珍しく素直な笑い方をしていて、腹のたつ笑いかたではない。ダイアの場合はダークパンサーが笑うだけで虫唾が走るようだが。
「一々と性格が変わるな。お前は。」
コーヒーをすすりながらダイアは相変わらずの言い方だ。ダイアの場合は性格が変っていない。椅子のとなりにある小さな机には、ビスケットやキャラメルなどの菓子類がのった皿と、ティーカップとお揃いのソーサがある。
ダイアは軽食をとっていたようだった。
「最近なら性格ではなく『キャラが変わる』というらしいがねぇ。」
コーヒーをすするダイアからティーカップをスルリと奪うと、香りを確かめてダイアと同じようにすする。疲れて喉が渇いているのだろうか、とてもそうは見えない。傲慢で強情なダークパンサーはただ単に主人の物を奪うと言う行為をして自分を優位にさせたかっただけのように思える。
「おい!!」
コーヒーをとられたことに腹をたてたダイアは、すぐさまダークパンサーの手から取り返した。ただでさえ今は紅茶を切らしていて、あまりいい気分ではなかった。
が、既にダークパンサーに飲まれたことを思い出すと、もうどうでもよさそうにダークパンサーへティーカップを押し戻した。
「で?そこまで上機嫌なのには何か訳があるんだろ?」
ダイアはビスケットを軽くつまみ、一口かじってそういうと、ビスケットを皿に戻す。
次に足を組んで腕も組んだ。
「いや別に。」
余裕気に手を広げてそう言ってみせるダークパンサー。相変わらずヘラヘラと笑っている。

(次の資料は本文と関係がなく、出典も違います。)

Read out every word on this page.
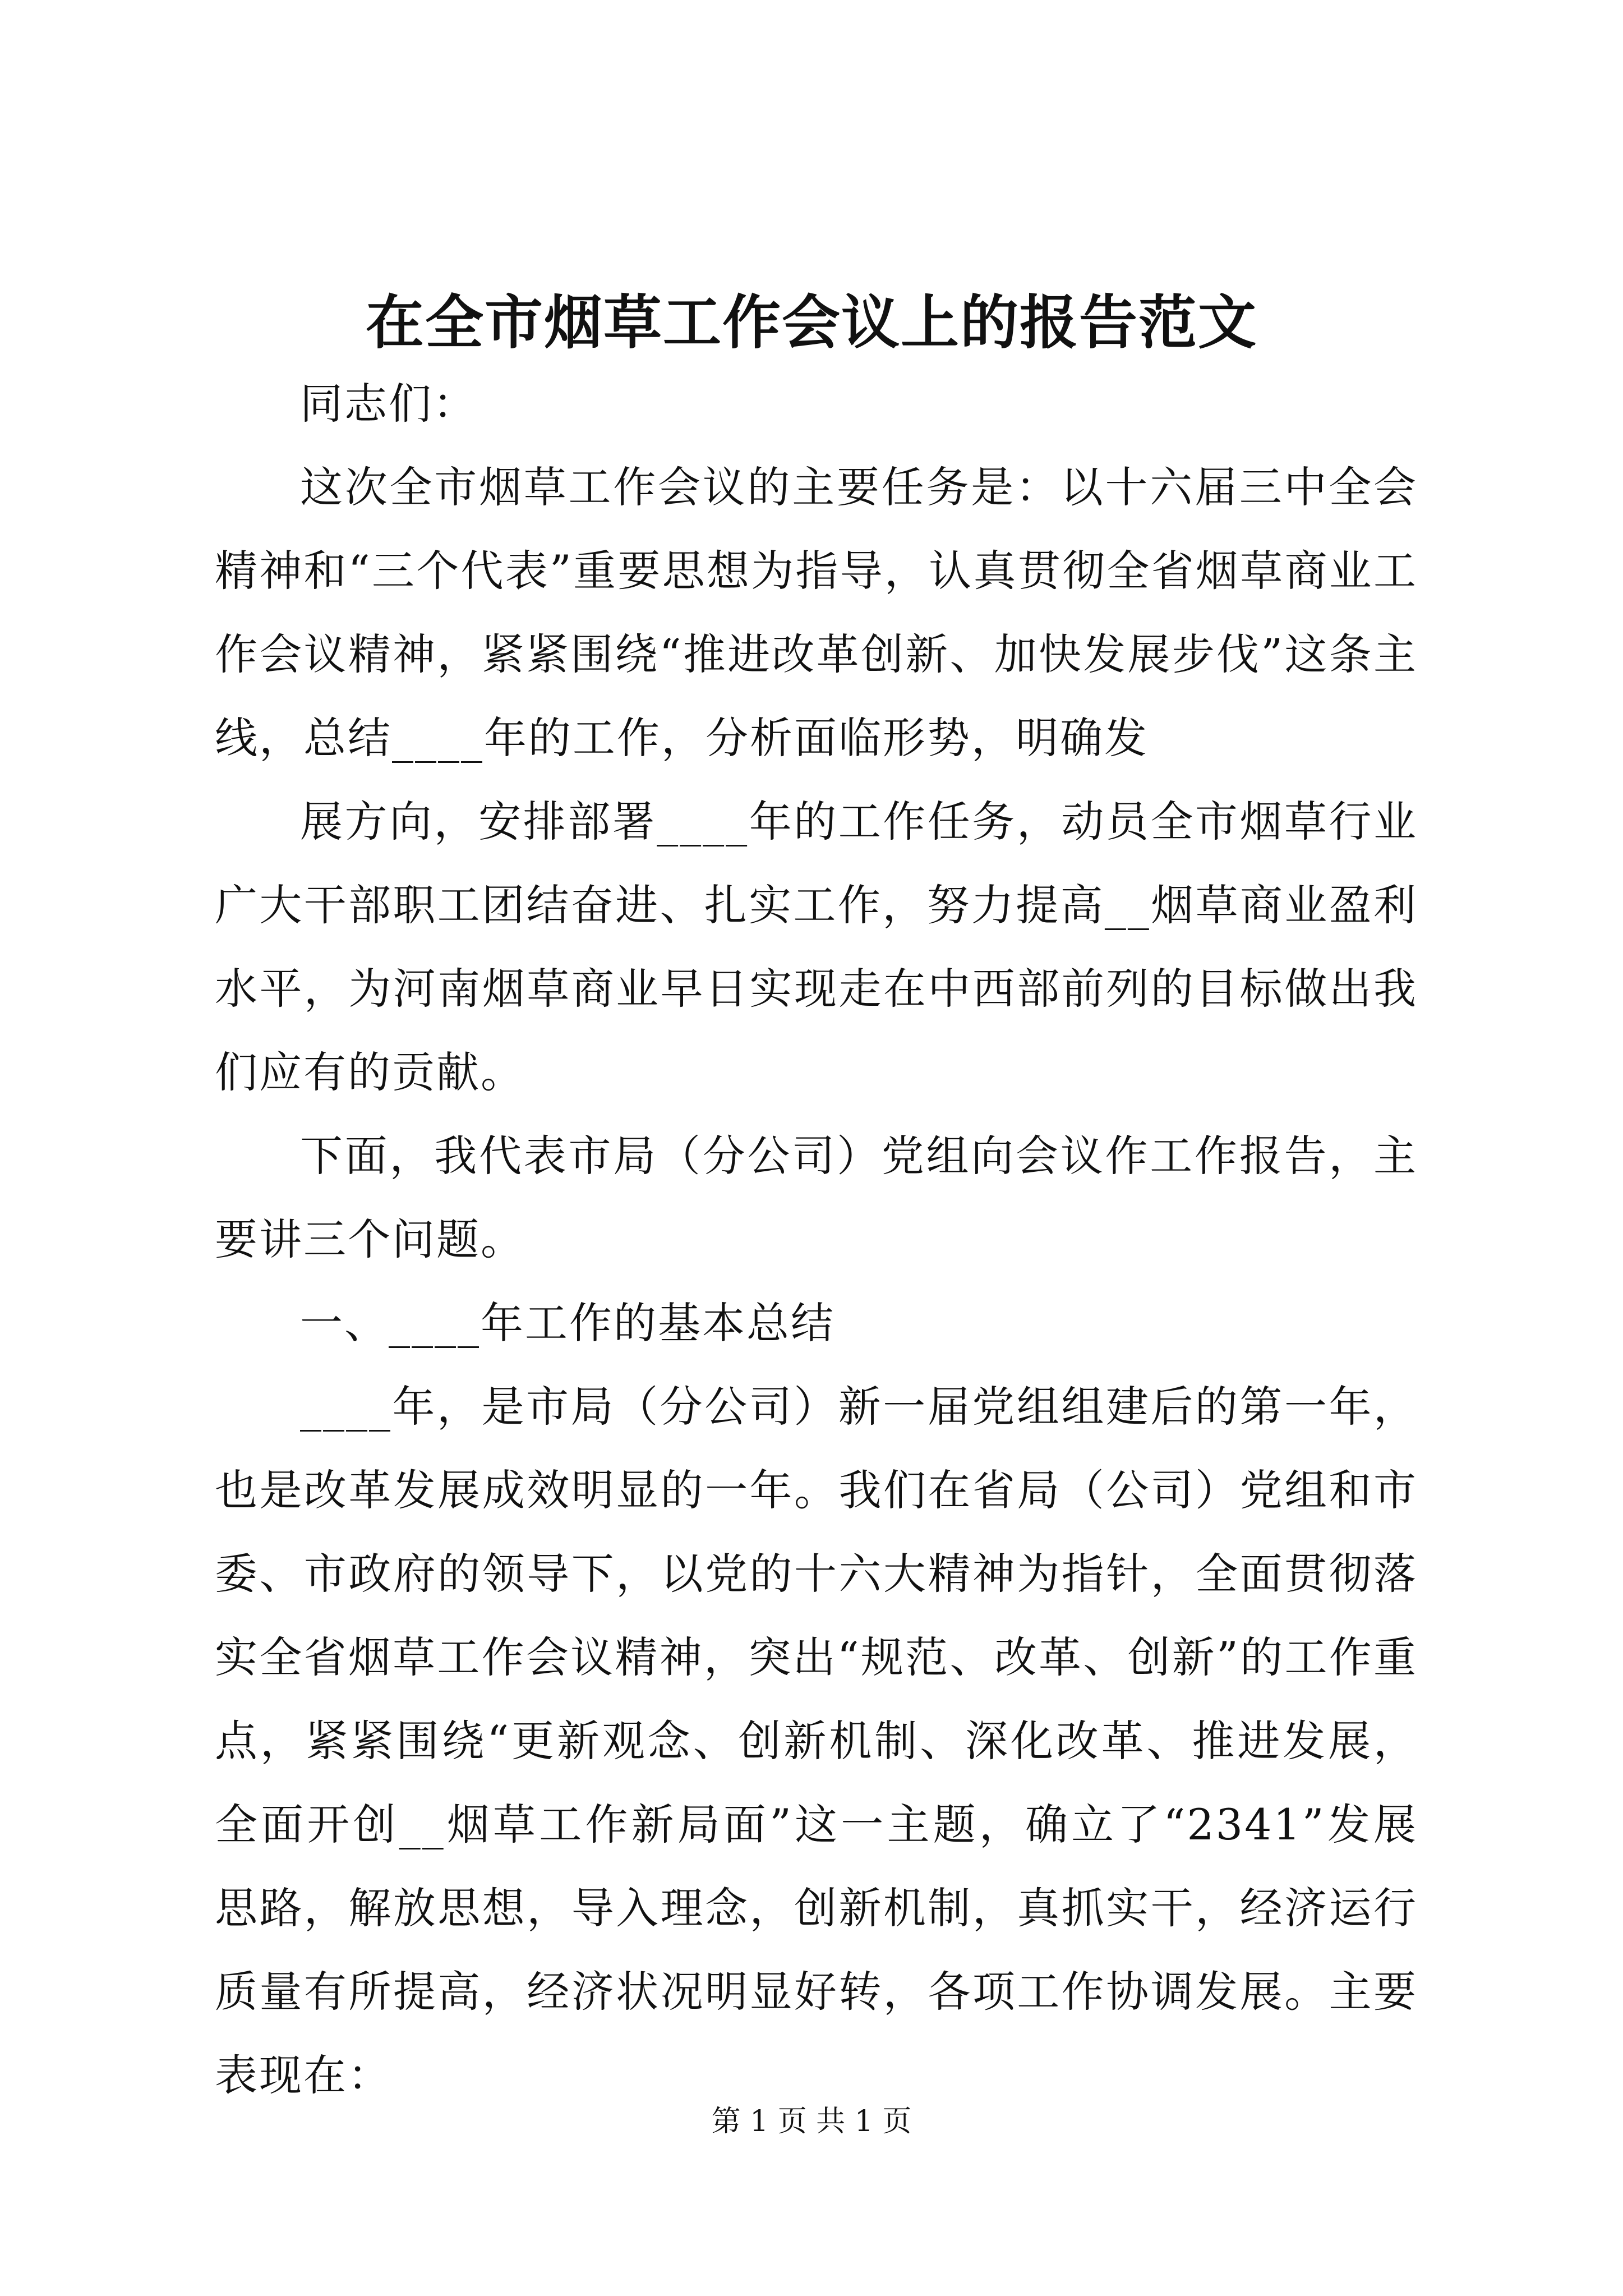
在全市烟草工作会议上的报告范文

同志们：

这次全市烟草工作会议的主要任务是：以十六届三中全会精神和“三个代表”重要思想为指导，认真贯彻全省烟草商业工作会议精神，紧紧围绕“推进改革创新、加快发展步伐”这条主线，总结____年的工作，分析面临形势，明确发

展方向，安排部署____年的工作任务，动员全市烟草行业广大干部职工团结奋进、扎实工作，努力提高__烟草商业盈利水平，为河南烟草商业早日实现走在中西部前列的目标做出我们应有的贡献。

下面，我代表市局（分公司）党组向会议作工作报告，主要讲三个问题。

一、____年工作的基本总结

____年，是市局（分公司）新一届党组组建后的第一年，也是改革发展成效明显的一年。我们在省局（公司）党组和市委、市政府的领导下，以党的十六大精神为指针，全面贯彻落实全省烟草工作会议精神，突出“规范、改革、创新”的工作重点，紧紧围绕“更新观念、创新机制、深化改革、推进发展，全面开创__烟草工作新局面”这一主题，确立了“2341”发展思路，解放思想，导入理念，创新机制，真抓实干，经济运行质量有所提高，经济状况明显好转，各项工作协调发展。主要表现在：

第 1 页 共 1 页
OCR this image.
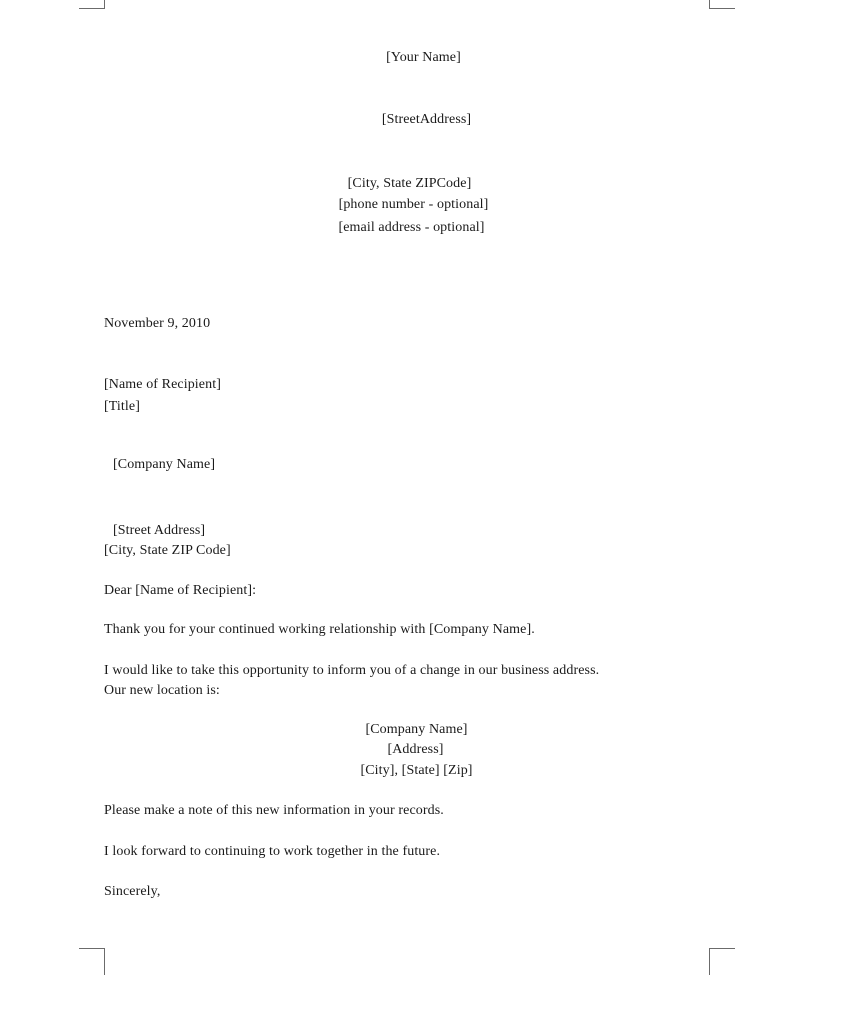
[Your Name]
[StreetAddress]
[City, State ZIPCode]
[phone number - optional]
[email address - optional]
November 9, 2010
[Name of Recipient]
[Title]
[Company Name]
[Street Address]
[City, State ZIP Code]
Dear [Name of Recipient]:
Thank you for your continued working relationship with [Company Name].
I would like to take this opportunity to inform you of a change in our business address.
Our new location is:
[Company Name]
[Address]
[City], [State] [Zip]
Please make a note of this new information in your records.
I look forward to continuing to work together in the future.
Sincerely,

「じゃあ、お前は依頼人を見張るだけで例の魔力の事は一切調べずそれなのに僕のコーヒーを当たり前のように飲んだ、ということか?」
不機嫌そうに笑いながらダイアは静かに訊き、ダークパンサーの様子をうかがった。いや、かなり不機嫌なのは事実だが、笑うというよりは顔がひきつっている。
ダークパンサーの方はやはりヘラヘラと笑ったままだが、すでに手は下ろされており、コーヒー(ダイアの)をすすった。
「ま、そういうことになるねぇ。」
「ふざけるのも大概にしないと、どうなっても」
「ただし、情報を持ってそうな人材を思い出した。」
ダイアの声をさえぎり、ダークパンサーは真剣な口調でそう話す。続けて片目をつり、「わからないのかい?ご主人。」と嫌味ったらしくダイアに訊く。
「まさか!はあ、あいつか…」
「私もあれと話すのだけはごめんだが、最終手段があるという事だけはしらせておきたくてねぇ。」
そう言うと、ダークパンサーの黄色い目が、ダイアを密かに見つめた。